Slavery exhibit open at Library of Va.
10/28/2014, 5:55 a.m.
The year was 1853.
Richmond was the epicenter of the slave trade.
A traveling British artist looked through the city’s newspapers and scanned notices of auctions of enslaved people alongside the advertisements for dry goods, medicines and runaway slaves.
Determined to document the barbaric sale of human beings through his paintings, Eyre Crowe went to an auction.
The resulting works by Mr. Crowe created an enduring image and record of Richmond’s role in the enslavement of as many as 2 million Africans.
An exhibit of Mr. Crowe’s works will open at the Library of Virginia on Monday, Oct. 27, and run through May 30, 2015, according to a library release announcing the exhibit.
Hours: 9 a.m. to 5 p.m., Mondays through Saturdays.
Location: 800 E. Broad St. in Downtown.
The free exhibit is titled: “To Be Sold: Virginia and the American Slave Trade.”
Two paintings, “Slaves Waiting to be Sold,” and “After the Sale,” will provide compelling visual evidence of the unimaginably horrific domestic trade of enslaved people in America.
Curator and University of Virginia professor Maurie McInnis based the exhibition on her award-winning book “Slaves Waiting for Sale.”

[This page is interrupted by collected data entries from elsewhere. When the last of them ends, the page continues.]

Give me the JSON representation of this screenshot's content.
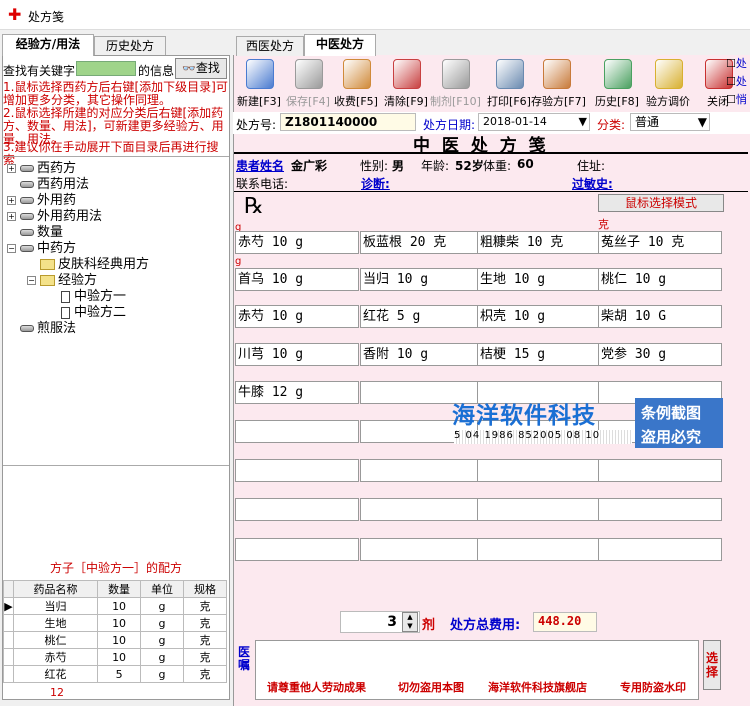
{
  "window": {
    "title": "处方笺"
  },
  "left_tabs": [
    "经验方/用法",
    "历史处方"
  ],
  "search": {
    "prefix": "查找有关键字",
    "suffix": "的信息",
    "button": "查找"
  },
  "notes": [
    "1.鼠标选择西药方后右键[添加下级目录]可增加更多分类，其它操作同理。",
    "2.鼠标选择所建的对应分类后右键[添加药方、数量、用法]，可新建更多经验方、用量、用法。",
    "3.建议你在手动展开下面目录后再进行搜索"
  ],
  "tree": [
    {
      "label": "西药方",
      "icon": "drawer-icon",
      "exp": "+"
    },
    {
      "label": "西药用法",
      "icon": "drawer-icon",
      "exp": ""
    },
    {
      "label": "外用药",
      "icon": "drawer-icon",
      "exp": "+"
    },
    {
      "label": "外用药用法",
      "icon": "drawer-icon",
      "exp": "+"
    },
    {
      "label": "数量",
      "icon": "drawer-icon",
      "exp": ""
    },
    {
      "label": "中药方",
      "icon": "drawer-icon",
      "exp": "−"
    },
    {
      "label": "皮肤科经典用方",
      "icon": "folder-icon",
      "exp": ""
    },
    {
      "label": "经验方",
      "icon": "folder-open-icon",
      "exp": "−"
    },
    {
      "label": "中验方一",
      "icon": "doc-icon",
      "exp": ""
    },
    {
      "label": "中验方二",
      "icon": "doc-icon",
      "exp": ""
    },
    {
      "label": "煎服法",
      "icon": "drawer-icon",
      "exp": ""
    }
  ],
  "sub_caption": "方子［中验方一］的配方",
  "mini_table": {
    "headers": [
      "药品名称",
      "数量",
      "单位",
      "规格"
    ],
    "rows": [
      [
        "当归",
        "10",
        "g",
        "克"
      ],
      [
        "生地",
        "10",
        "g",
        "克"
      ],
      [
        "桃仁",
        "10",
        "g",
        "克"
      ],
      [
        "赤芍",
        "10",
        "g",
        "克"
      ],
      [
        "红花",
        "5",
        "g",
        "克"
      ]
    ],
    "footer": "12"
  },
  "right_tabs": [
    "西医处方",
    "中医处方"
  ],
  "toolbar": [
    {
      "label": "新建[F3]",
      "icon": "new-icon",
      "color": "#4a7bd0",
      "enabled": true
    },
    {
      "label": "保存[F4]",
      "icon": "save-icon",
      "color": "#9a9a9a",
      "enabled": false
    },
    {
      "label": "收费[F5]",
      "icon": "charge-icon",
      "color": "#d08a3a",
      "enabled": true
    },
    {
      "label": "清除[F9]",
      "icon": "clear-icon",
      "color": "#c84040",
      "enabled": true
    },
    {
      "label": "制剂[F10]",
      "icon": "prep-icon",
      "color": "#9a9a9a",
      "enabled": false
    },
    {
      "label": "打印[F6]",
      "icon": "print-icon",
      "color": "#6a8ab0",
      "enabled": true
    },
    {
      "label": "存验方[F7]",
      "icon": "save-recipe-icon",
      "color": "#c87a3a",
      "enabled": true
    },
    {
      "label": "历史[F8]",
      "icon": "history-icon",
      "color": "#4aa060",
      "enabled": true
    },
    {
      "label": "验方调价",
      "icon": "price-icon",
      "color": "#d8b030",
      "enabled": true
    },
    {
      "label": "关闭",
      "icon": "close-icon",
      "color": "#c83030",
      "enabled": true
    }
  ],
  "checkbox_labels": [
    "处",
    "处",
    "悄"
  ],
  "form": {
    "rx_no_label": "处方号:",
    "rx_no": "Z1801140000",
    "date_label": "处方日期:",
    "date": "2018-01-14",
    "category_label": "分类:",
    "category": "普通",
    "heading": "中 医 处 方 笺"
  },
  "patient": {
    "name_label": "患者姓名",
    "name": "金广彩",
    "sex_label": "性别:",
    "sex": "男",
    "age_label": "年龄:",
    "age": "52岁",
    "weight_label": "体重:",
    "weight": "60",
    "addr_label": "住址:",
    "phone_label": "联系电话:",
    "diag_label": "诊断:",
    "allergy_label": "过敏史:"
  },
  "mouse_mode_button": "鼠标选择模式",
  "unit_marks": [
    "g",
    "克",
    "g"
  ],
  "herbs": [
    [
      "赤芍 10 g",
      "板蓝根 20 克",
      "粗糠柴 10 克",
      "菟丝子 10 克"
    ],
    [
      "首乌 10 g",
      "当归 10 g",
      "生地 10 g",
      "桃仁 10 g"
    ],
    [
      "赤芍 10 g",
      "红花 5 g",
      "枳壳 10 g",
      "柴胡 10 G"
    ],
    [
      "川芎 10 g",
      "香附 10 g",
      "桔梗 15 g",
      "党参 30 g"
    ],
    [
      "牛膝 12 g",
      "",
      "",
      ""
    ],
    [
      "",
      "",
      "",
      ""
    ],
    [
      "",
      "",
      "",
      ""
    ],
    [
      "",
      "",
      "",
      ""
    ],
    [
      "",
      "",
      "",
      ""
    ]
  ],
  "dose": {
    "count": "3",
    "unit": "剂",
    "total_label": "处方总费用:",
    "total": "448.20"
  },
  "doctor_label": "医嘱",
  "select_button": "选择",
  "watermark": {
    "title": "海洋软件科技",
    "digits": "5 04 1986 852005 08 10",
    "side1": "条例截图",
    "side2": "盗用必究"
  },
  "footer": [
    "请尊重他人劳动成果",
    "切勿盗用本图",
    "海洋软件科技旗舰店",
    "专用防盗水印"
  ],
  "colors": {
    "accent_red": "#cc0000",
    "link_blue": "#0000cc",
    "panel_pink": "#fce9ef",
    "input_green": "#9fd48a"
  }
}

Richmond’s slave-trading district also will be explored through more than 70 maps, paintings, insurance policies, bills of sale, broadsides and other items drawn largely from the library’s extensive collections. The exhibition will trace what these images and manuscripts reveal about the slave trade from the time a slaveholder decided to sell a slave through the Richmond market to the moment when the enslaved person was sent South.
Among the loaned items on display will be an iron collar, paddle and whip from the Massachusetts Historical Society; leg irons from the Mariners Museum; an auction flag from the South Carolina Historical Society; Lumpkin’s jail slave ledger from the Valentine and Mr. Crowe’s paintings from the Heinz Family Foundation and the Chicago History Museum.
The library also will offer workshops on researching African-American genealogy; a March 2015 symposium using video conferencing between Richmond (the front end of the interstate slave trade) and New Orleans (the major terminus); talks on the African American Narrative Project, an effort to collect the names of enslaved Virginians from the Library’s vast collections; and a variety of other book talks and lectures.